Across all levels, 64% of points are decided in the first three shots of the rally. This does not mean long rallies are irrelevant — they are enormously fun, and A2+ players play more of them. But if you are practicing for wins, serve, serve return, and third-ball selection should dominate your solo practice time.

What This Means for Your Training

If you are P3: your single highest-leverage practice investment is voluntary volley. Do not wait for the situation to bring you to the net — go to the net and manufacture volleys. The data is unambiguous. Every extra volley per match is correlated with progression speed.

If you are A1: lob mechanics and partner synchrony. You have the shots — you need the accuracy and the unit movement.

If you are A2+: you know what you need to work on. SmashIQ will tell you in more precise terms than I can in a blog post. The patterns in your match data are unique to you.

The dataset behind this post will grow. We are publishing a full methodology note alongside this piece, and we will update the numbers as we cross 25,000 matches — likely by Q3 2026. If you are a researcher or a coach who wants to collaborate on the data, reach out.

FAQs

What levels are most GCC padel players?

Our dataset of 10,247 GCC matches shows 38% of players at P1–P2 level and 29% at P3, meaning two-thirds of the region's active players are at P3 or below. Only 6% play at A3 or higher.

When are padel courts most busy in Dubai?

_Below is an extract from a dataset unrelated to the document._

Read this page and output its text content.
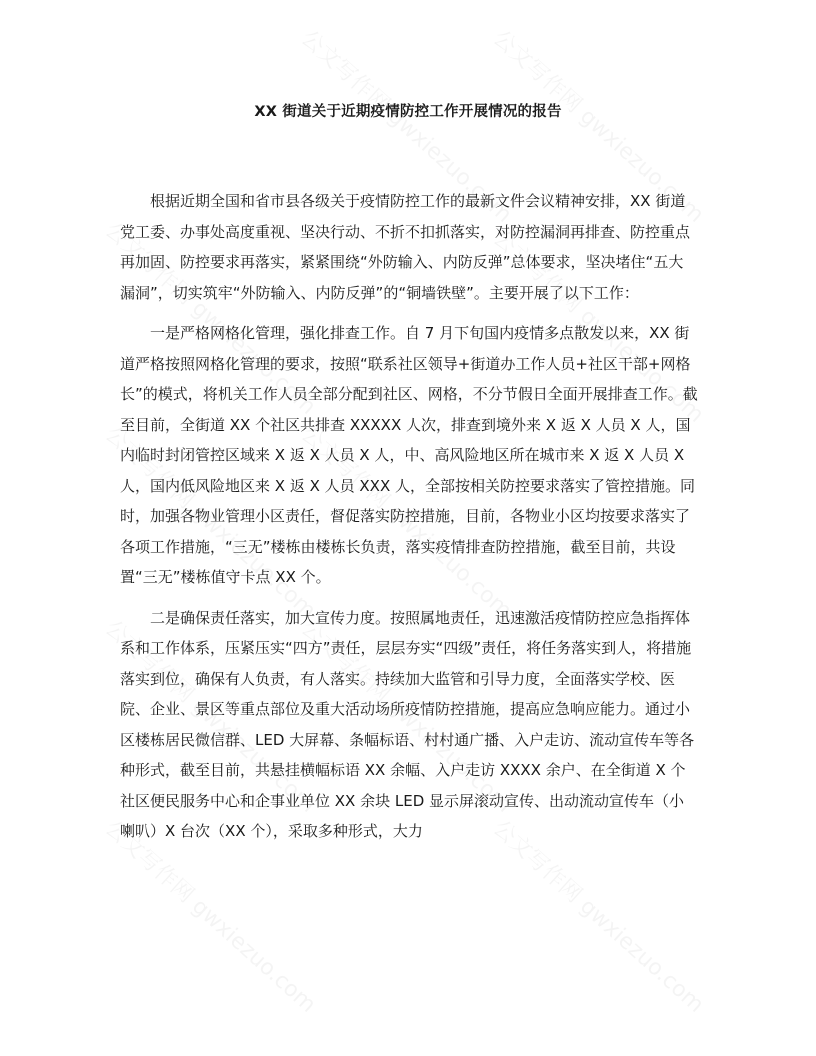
XX 街道关于近期疫情防控工作开展情况的报告

根据近期全国和省市县各级关于疫情防控工作的最新文件会议精神安排，XX 街道党工委、办事处高度重视、坚决行动、不折不扣抓落实，对防控漏洞再排查、防控重点再加固、防控要求再落实，紧紧围绕“外防输入、内防反弹”总体要求，坚决堵住“五大漏洞”，切实筑牢“外防输入、内防反弹”的“铜墙铁壁”。主要开展了以下工作：

一是严格网格化管理，强化排查工作。自 7 月下旬国内疫情多点散发以来，XX 街道严格按照网格化管理的要求，按照“联系社区领导+街道办工作人员+社区干部+网格长”的模式，将机关工作人员全部分配到社区、网格，不分节假日全面开展排查工作。截至目前，全街道 XX 个社区共排查 XXXXX 人次，排查到境外来 X 返 X 人员 X 人，国内临时封闭管控区域来 X 返 X 人员 X 人，中、高风险地区所在城市来 X 返 X 人员 X 人，国内低风险地区来 X 返 X 人员 XXX 人，全部按相关防控要求落实了管控措施。同时，加强各物业管理小区责任，督促落实防控措施，目前，各物业小区均按要求落实了各项工作措施，“三无”楼栋由楼栋长负责，落实疫情排查防控措施，截至目前，共设置“三无”楼栋值守卡点 XX 个。

二是确保责任落实，加大宣传力度。按照属地责任，迅速激活疫情防控应急指挥体系和工作体系，压紧压实“四方”责任，层层夯实“四级”责任，将任务落实到人，将措施落实到位，确保有人负责，有人落实。持续加大监管和引导力度，全面落实学校、医院、企业、景区等重点部位及重大活动场所疫情防控措施，提高应急响应能力。通过小区楼栋居民微信群、LED 大屏幕、条幅标语、村村通广播、入户走访、流动宣传车等各种形式，截至目前，共悬挂横幅标语 XX 余幅、入户走访 XXXX 余户、在全街道 X 个社区便民服务中心和企事业单位 XX 余块 LED 显示屏滚动宣传、出动流动宣传车（小喇叭）X 台次（XX 个），采取多种形式，大力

Thursday 7–10 pm and Friday 6–9 am are the two peak windows, accounting for about 36% of all weekly match volume in Dubai. Friday morning players also appear to play nearly twice as many sessions per year.

What is the most played padel shot in the GCC?

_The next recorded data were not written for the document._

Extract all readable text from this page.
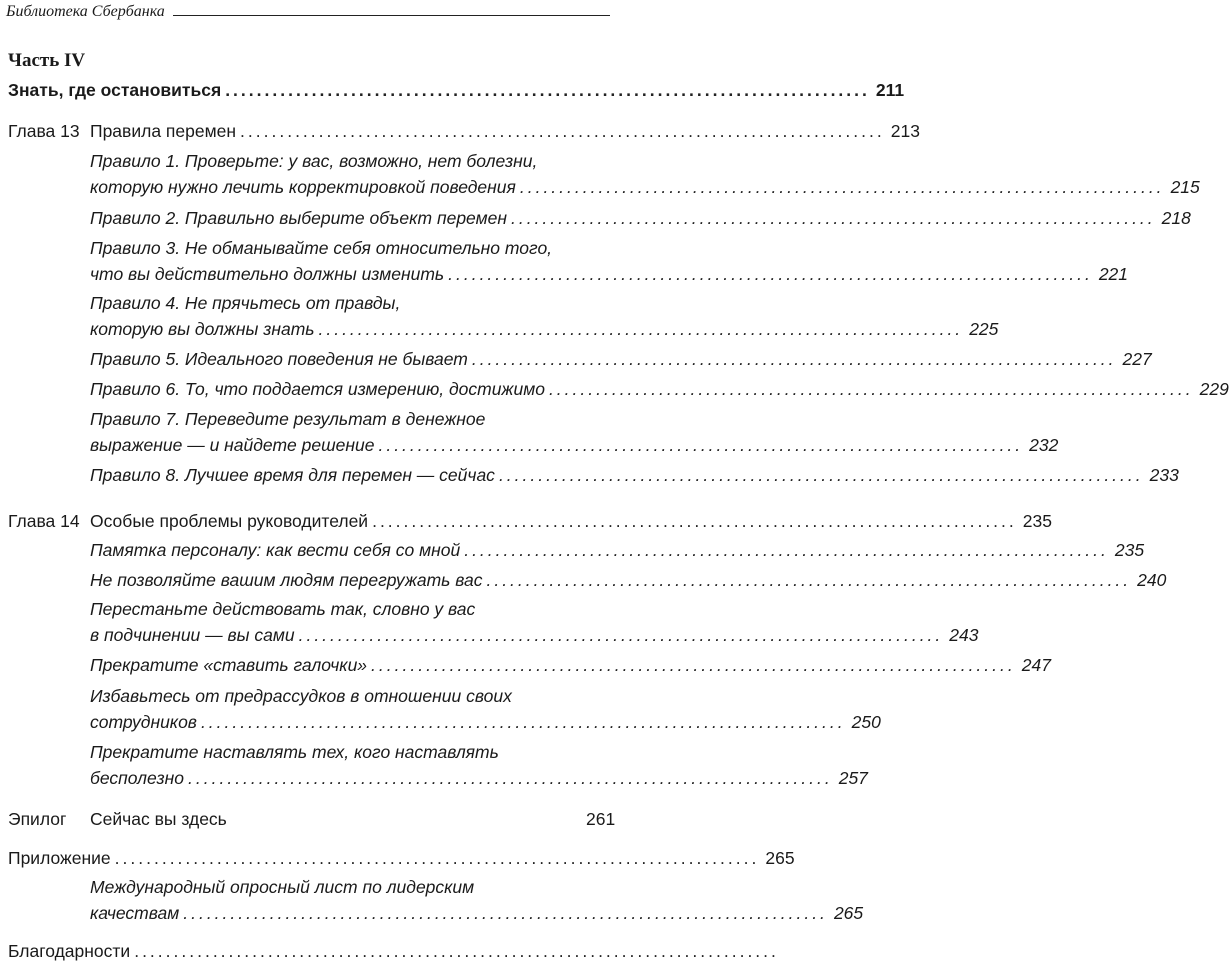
Библиотека Сбербанка
Часть IV
Знать, где остановиться .................................................................................. 211
Глава 13 Правила перемен .................................................................................. 213
Правило 1. Проверьте: у вас, возможно, нет болезни,
которую нужно лечить корректировкой поведения .................................................................................. 215
Правило 2. Правильно выберите объект перемен .................................................................................. 218
Правило 3. Не обманывайте себя относительно того,
что вы действительно должны изменить .................................................................................. 221
Правило 4. Не прячьтесь от правды,
которую вы должны знать .................................................................................. 225
Правило 5. Идеального поведения не бывает .................................................................................. 227
Правило 6. То, что поддается измерению, достижимо .................................................................................. 229
Правило 7. Переведите результат в денежное
выражение — и найдете решение .................................................................................. 232
Правило 8. Лучшее время для перемен — сейчас .................................................................................. 233
Глава 14 Особые проблемы руководителей .................................................................................. 235
Памятка персоналу: как вести себя со мной .................................................................................. 235
Не позволяйте вашим людям перегружать вас .................................................................................. 240
Перестаньте действовать так, словно у вас
в подчинении — вы сами .................................................................................. 243
Прекратите «ставить галочки» .................................................................................. 247
Избавьтесь от предрассудков в отношении своих
сотрудников .................................................................................. 250
Прекратите наставлять тех, кого наставлять
бесполезно .................................................................................. 257
Эпилог Сейчас вы здесь	261
Приложение .................................................................................. 265
Международный опросный лист по лидерским
качествам .................................................................................. 265
Благодарности ..................................................................................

The forehand drive is the most frequently hit shot at P1–P3 level (34% of all shots). At A2+, the volley overtakes drives as the dominant contact type.

How does SmashIQ classify padel shots?

SmashIQ uses frame-level computer vision to identify 13 shot types per rally, including drives, volleys, lobs, bandejas, smashes, viboras, and chiquitas. The model runs at 97.9% classification accuracy on our validation set.

What single metric best predicts padel level?

Volley rate — the proportion of shots that are volleys — is the strongest single predictor of level in our dataset. Higher-level players volley at roughly twice the rate of P1–P3 players.